# RMSProp Optimizer (From Scratch)

In this notebook, we implement **RMSProp** from scratch in PyTorch style and test it on a simple model.  
RMSProp is an **adaptive learning rate optimizer** introduced by *Geoff Hinton* to stabilize training.  

Unlike vanilla SGD, which uses the same learning rate for all parameters, RMSProp:  
- Keeps a **running average of squared gradients**.  
- Uses this average to **rescale step sizes** for each parameter.  
- Prevents overshooting when gradients are large, and speeds up learning when gradients are small.


## 🔹 RMSProp Update Rule

1. **Running average of squared gradients:**
$$
E[g^2]_t = \gamma E[g^2]_{t-1} + (1 - \gamma) g_t^2
$$

2. **Parameter update:**
$$
\theta_{t+1} = \theta_t - \frac{\eta}{\sqrt{E[g^2]_t + \epsilon}} g_t
$$

- $g_t$: gradient at step $t$  
- $\eta$: learning rate  
- $\gamma$: decay factor (e.g. 0.9)  
- $\epsilon$: small constant for stability  

👉 Intuition:  
- Large recent gradients → denominator grows → smaller steps.  
- Small recent gradients → denominator shrinks → larger steps.  
- Each parameter adapts its learning rate individually.


## RMSProp Implementation

Below is a **from-scratch PyTorch-style implementation** of RMSProp.  
We maintain a moving average of squared gradients for each parameter and use it to scale updates.


In [1]:
import torch

class RMSPropOptimizer:
    def __init__(self, params, lr=0.01, gamma=0.9, eps=1e-8):
        self.params = list(params)
        self.lr = lr
        self.gamma = gamma                # decay rate for moving avg
        self.eps = eps                    # numerical stability term
        self.avg_sq_grad = [torch.zeros_like(p) for p in self.params]

    def step(self):
        # Update each parameter
        for p, avg_sq in zip(self.params, self.avg_sq_grad):
            if p.grad is None:
                continue

            g = p.grad

            # Update moving average of squared gradients
            avg_sq.mul_(self.gamma).addcmul_(g, g, value=1 - self.gamma)

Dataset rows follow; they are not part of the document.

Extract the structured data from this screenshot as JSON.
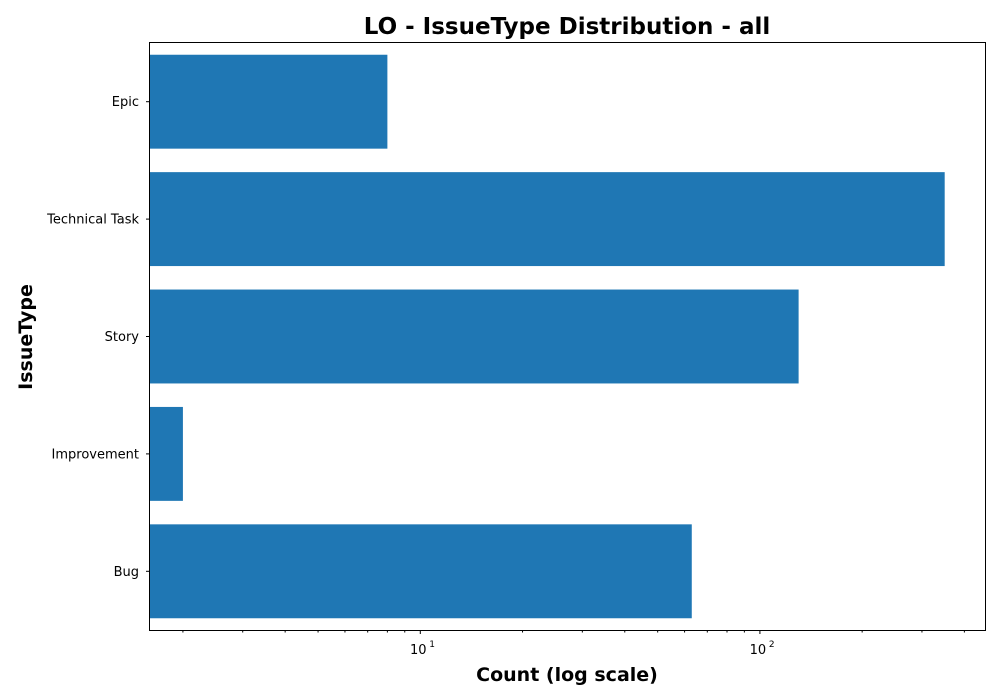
{
  "chart_data": {
    "type": "bar",
    "orientation": "horizontal",
    "title": "LO - IssueType Distribution - all",
    "xlabel": "Count (log scale)",
    "ylabel": "IssueType",
    "x_scale": "log",
    "xlim": [
      1.6,
      460
    ],
    "x_ticks": [
      {
        "value": 10,
        "base": "10",
        "exp": "1"
      },
      {
        "value": 100,
        "base": "10",
        "exp": "2"
      }
    ],
    "categories": [
      "Epic",
      "Technical Task",
      "Story",
      "Improvement",
      "Bug"
    ],
    "values": [
      8,
      350,
      130,
      2,
      63
    ],
    "bar_color": "#1f77b4",
    "grid": false,
    "legend": "none"
  }
}
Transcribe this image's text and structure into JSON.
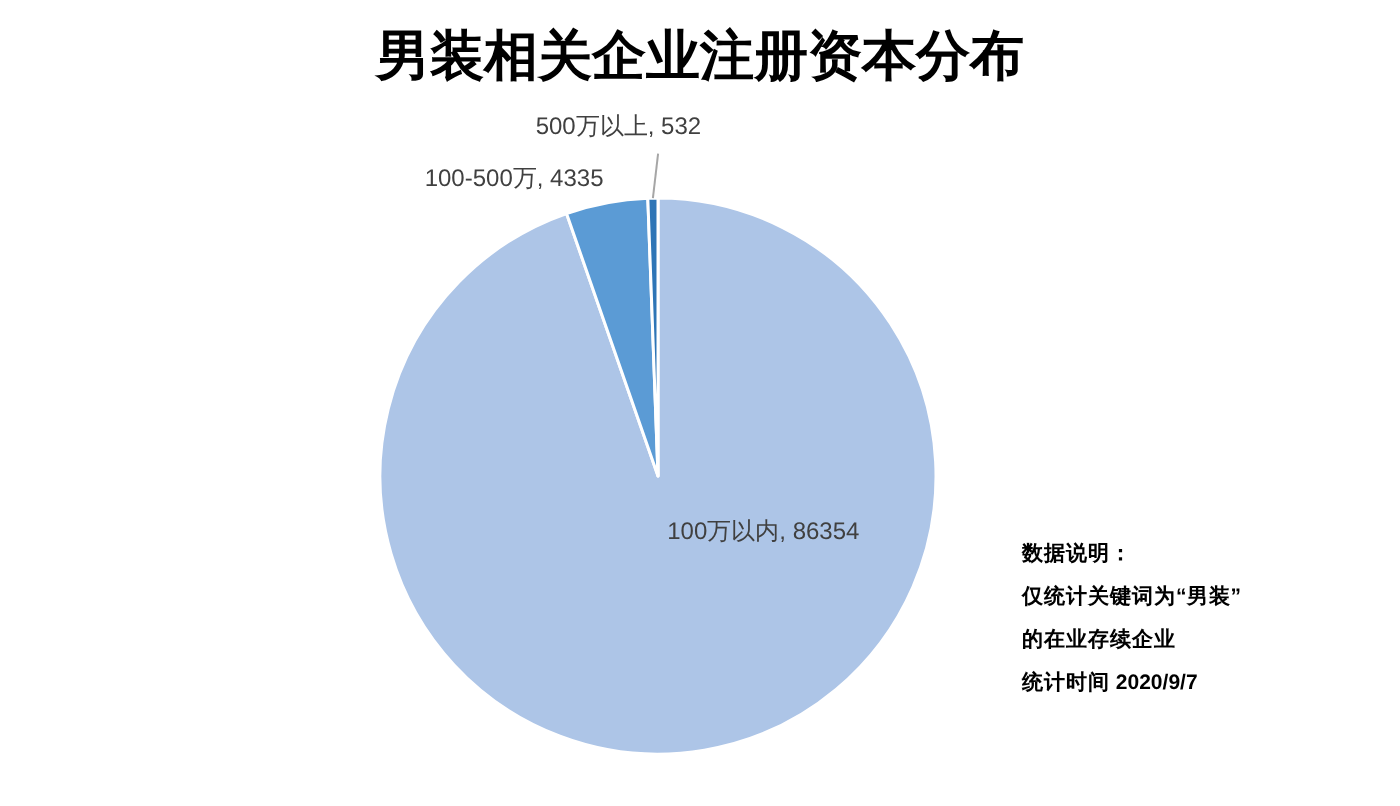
{
  "chart_data": {
    "type": "pie",
    "title": "男装相关企业注册资本分布",
    "categories": [
      "100万以内",
      "100-500万",
      "500万以上"
    ],
    "values": [
      86354,
      4335,
      532
    ],
    "value_labels": [
      ", 86354",
      ", 4335",
      ", 532"
    ],
    "colors": [
      "#adc5e7",
      "#5b9bd5",
      "#2e75b6"
    ],
    "annotations": [
      "数据说明：",
      "仅统计关键词为“男装”",
      "的在业存续企业",
      "统计时间 2020/9/7"
    ]
  }
}
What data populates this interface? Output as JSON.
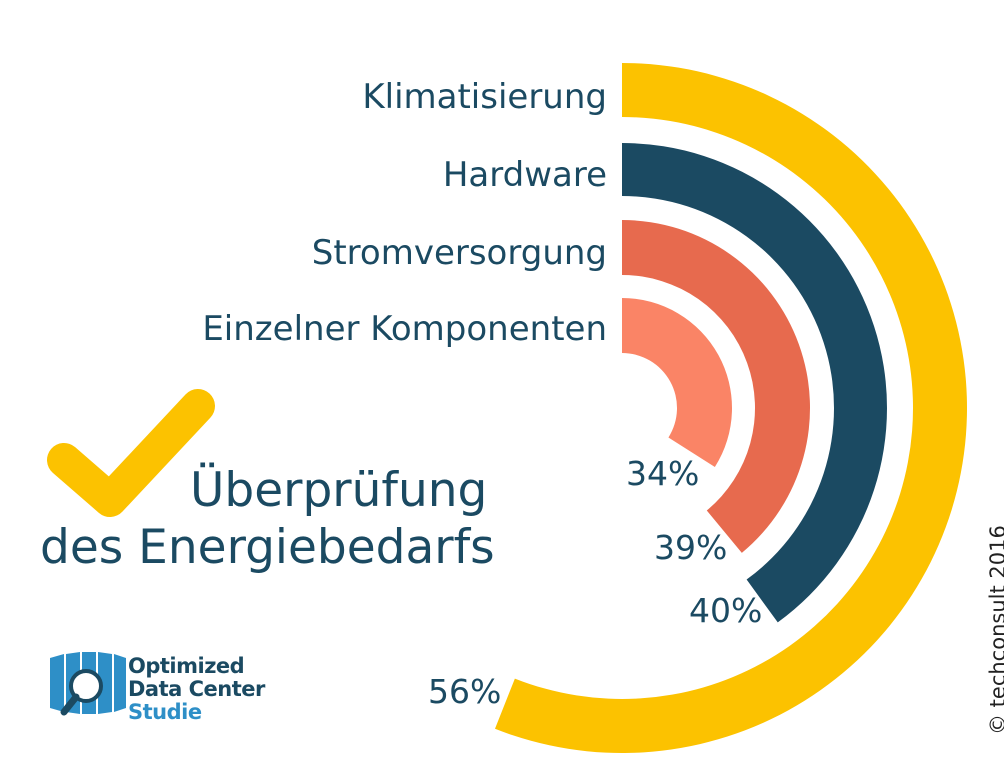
{
  "chart_data": {
    "type": "radial-bar",
    "title": "Überprüfung des Energiebedarfs",
    "categories": [
      "Klimatisierung",
      "Hardware",
      "Stromversorgung",
      "Einzelner Komponenten"
    ],
    "values": [
      56,
      40,
      39,
      34
    ],
    "value_labels": [
      "56%",
      "40%",
      "39%",
      "34%"
    ],
    "unit": "%",
    "colors": [
      "#fcc200",
      "#1b4a62",
      "#e76a4e",
      "#fa8466"
    ]
  },
  "headline": {
    "line1": "Überprüfung",
    "line2": "des Energiebedarfs"
  },
  "logo": {
    "line1": "Optimized",
    "line2": "Data Center",
    "line3": "Studie"
  },
  "copyright": "© techconsult 2016",
  "icons": [
    "check-icon",
    "magnifier-icon"
  ]
}
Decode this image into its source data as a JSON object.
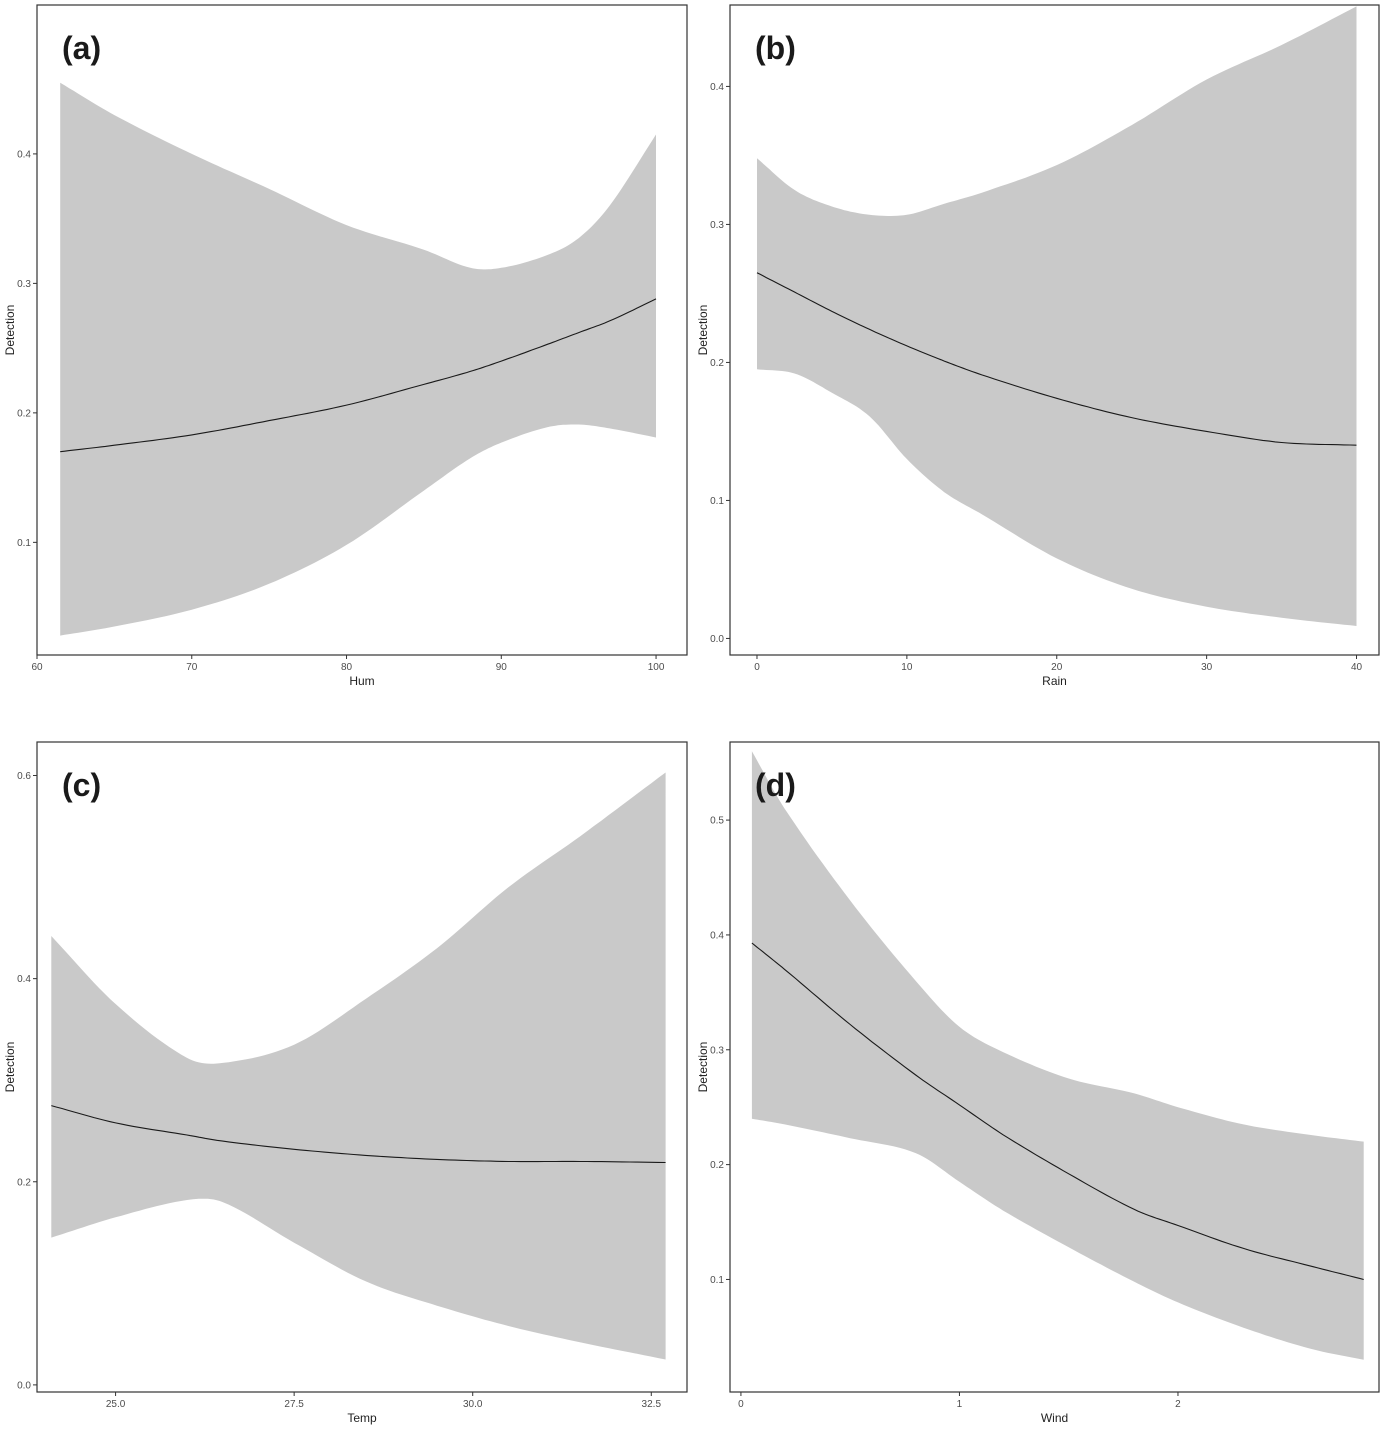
{
  "chart_data": [
    {
      "type": "line",
      "panel_label": "(a)",
      "xlabel": "Hum",
      "ylabel": "Detection",
      "xlim": [
        60,
        102
      ],
      "ylim": [
        0.013,
        0.515
      ],
      "xticks": [
        60,
        70,
        80,
        90,
        100
      ],
      "yticks": [
        0.1,
        0.2,
        0.3,
        0.4
      ],
      "xtick_labels": [
        "60",
        "70",
        "80",
        "90",
        "100"
      ],
      "ytick_labels": [
        "0.1",
        "0.2",
        "0.3",
        "0.4"
      ],
      "grid": false,
      "band_color": "#c9c9c9",
      "line_color": "#1a1a1a",
      "x": [
        61.5,
        65,
        70,
        75,
        80,
        85,
        88,
        90,
        93,
        95,
        97,
        100
      ],
      "y": [
        0.17,
        0.175,
        0.183,
        0.194,
        0.206,
        0.222,
        0.232,
        0.24,
        0.253,
        0.262,
        0.271,
        0.288
      ],
      "lower": [
        0.028,
        0.035,
        0.048,
        0.068,
        0.098,
        0.14,
        0.165,
        0.177,
        0.189,
        0.191,
        0.188,
        0.181
      ],
      "upper": [
        0.455,
        0.43,
        0.4,
        0.373,
        0.345,
        0.326,
        0.312,
        0.312,
        0.322,
        0.335,
        0.36,
        0.415
      ]
    },
    {
      "type": "line",
      "panel_label": "(b)",
      "xlabel": "Rain",
      "ylabel": "Detection",
      "xlim": [
        -1.8,
        41.5
      ],
      "ylim": [
        -0.012,
        0.459
      ],
      "xticks": [
        0,
        10,
        20,
        30,
        40
      ],
      "yticks": [
        0.0,
        0.1,
        0.2,
        0.3,
        0.4
      ],
      "xtick_labels": [
        "0",
        "10",
        "20",
        "30",
        "40"
      ],
      "ytick_labels": [
        "0.0",
        "0.1",
        "0.2",
        "0.3",
        "0.4"
      ],
      "grid": false,
      "band_color": "#c9c9c9",
      "line_color": "#1a1a1a",
      "x": [
        0,
        2.5,
        5,
        7.5,
        10,
        12.5,
        15,
        20,
        25,
        30,
        35,
        40
      ],
      "y": [
        0.265,
        0.251,
        0.237,
        0.224,
        0.212,
        0.201,
        0.191,
        0.174,
        0.16,
        0.15,
        0.142,
        0.14
      ],
      "lower": [
        0.195,
        0.192,
        0.178,
        0.161,
        0.13,
        0.106,
        0.09,
        0.058,
        0.036,
        0.023,
        0.015,
        0.009
      ],
      "upper": [
        0.348,
        0.325,
        0.313,
        0.307,
        0.307,
        0.315,
        0.323,
        0.343,
        0.372,
        0.405,
        0.43,
        0.458
      ]
    },
    {
      "type": "line",
      "panel_label": "(c)",
      "xlabel": "Temp",
      "ylabel": "Detection",
      "xlim": [
        23.9,
        33.0
      ],
      "ylim": [
        -0.007,
        0.633
      ],
      "xticks": [
        25.0,
        27.5,
        30.0,
        32.5
      ],
      "yticks": [
        0.0,
        0.2,
        0.4,
        0.6
      ],
      "xtick_labels": [
        "25.0",
        "27.5",
        "30.0",
        "32.5"
      ],
      "ytick_labels": [
        "0.0",
        "0.2",
        "0.4",
        "0.6"
      ],
      "grid": false,
      "band_color": "#c9c9c9",
      "line_color": "#1a1a1a",
      "x": [
        24.1,
        25.0,
        26.0,
        26.5,
        27.5,
        28.5,
        29.5,
        30.5,
        31.5,
        32.7
      ],
      "y": [
        0.275,
        0.258,
        0.246,
        0.24,
        0.232,
        0.226,
        0.222,
        0.22,
        0.22,
        0.219
      ],
      "lower": [
        0.145,
        0.165,
        0.182,
        0.18,
        0.14,
        0.102,
        0.078,
        0.058,
        0.042,
        0.025
      ],
      "upper": [
        0.442,
        0.375,
        0.322,
        0.317,
        0.335,
        0.38,
        0.43,
        0.49,
        0.54,
        0.603
      ]
    },
    {
      "type": "line",
      "panel_label": "(d)",
      "xlabel": "Wind",
      "ylabel": "Detection",
      "xlim": [
        -0.05,
        2.92
      ],
      "ylim": [
        0.002,
        0.568
      ],
      "xticks": [
        0,
        1,
        2
      ],
      "yticks": [
        0.1,
        0.2,
        0.3,
        0.4,
        0.5
      ],
      "xtick_labels": [
        "0",
        "1",
        "2"
      ],
      "ytick_labels": [
        "0.1",
        "0.2",
        "0.3",
        "0.4",
        "0.5"
      ],
      "grid": false,
      "band_color": "#c9c9c9",
      "line_color": "#1a1a1a",
      "x": [
        0.05,
        0.2,
        0.5,
        0.8,
        1.0,
        1.2,
        1.5,
        1.8,
        2.0,
        2.3,
        2.6,
        2.85
      ],
      "y": [
        0.393,
        0.37,
        0.322,
        0.278,
        0.252,
        0.226,
        0.192,
        0.161,
        0.147,
        0.127,
        0.112,
        0.1
      ],
      "lower": [
        0.24,
        0.235,
        0.223,
        0.21,
        0.185,
        0.16,
        0.128,
        0.098,
        0.08,
        0.058,
        0.04,
        0.03
      ],
      "upper": [
        0.56,
        0.51,
        0.43,
        0.36,
        0.32,
        0.298,
        0.275,
        0.262,
        0.25,
        0.235,
        0.226,
        0.22
      ]
    }
  ]
}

            # Compute parameter update
            p.data.addcdiv_(g, torch.sqrt(avg_sq + self.eps), value=-self.lr)

    def zero_grad(self):
        for p in self.params:
            if p.grad is not None:
                p.grad.zero_()


## 🎯 Testing RMSProp on a Simple Linear Model

We apply our RMSProp optimizer to a dummy regression task.  
This demonstrates how the optimizer stabilizes learning compared to vanilla SGD.


In [2]:
# Dummy model
model = torch.nn.Linear(2, 1)

# Optimizer
optimizer = RMSPropOptimizer(model.parameters(), lr=0.01, gamma=0.9)

# Dummy data
x = torch.tensor([[1.0, 2.0]])
y = torch.tensor([[1.0]])

criterion = torch.nn.MSELoss()

# Training loop
for epoch in range(10):
    optimizer.zero_grad()
    y_pred = model(x)
    loss = criterion(y_pred, y)
    loss.backward()
    optimizer.step()

    print(f"Epoch {epoch+1}, Loss = {loss.item():.4f}")


Epoch 1, Loss = 2.9726
Epoch 2, Loss = 2.5525
Epoch 3, Loss = 2.2779
Epoch 4, Loss = 2.0650
Epoch 5, Loss = 1.8882
Epoch 6, Loss = 1.7356
Epoch 7, Loss = 1.6008
Epoch 8, Loss = 1.4799
Epoch 9, Loss = 1.3700
Epoch 10, Loss = 1.2694


## ✅ Key Takeaways

- **RMSProp ≠ plain SGD**: it adapts learning rates per parameter.  
- Tracks the **running average of squared gradients** to normalize updates.  
- Prevents instability from noisy or unbalanced gradients.  
- Forms the foundation of **Adam**, which combines RMSProp with momentum.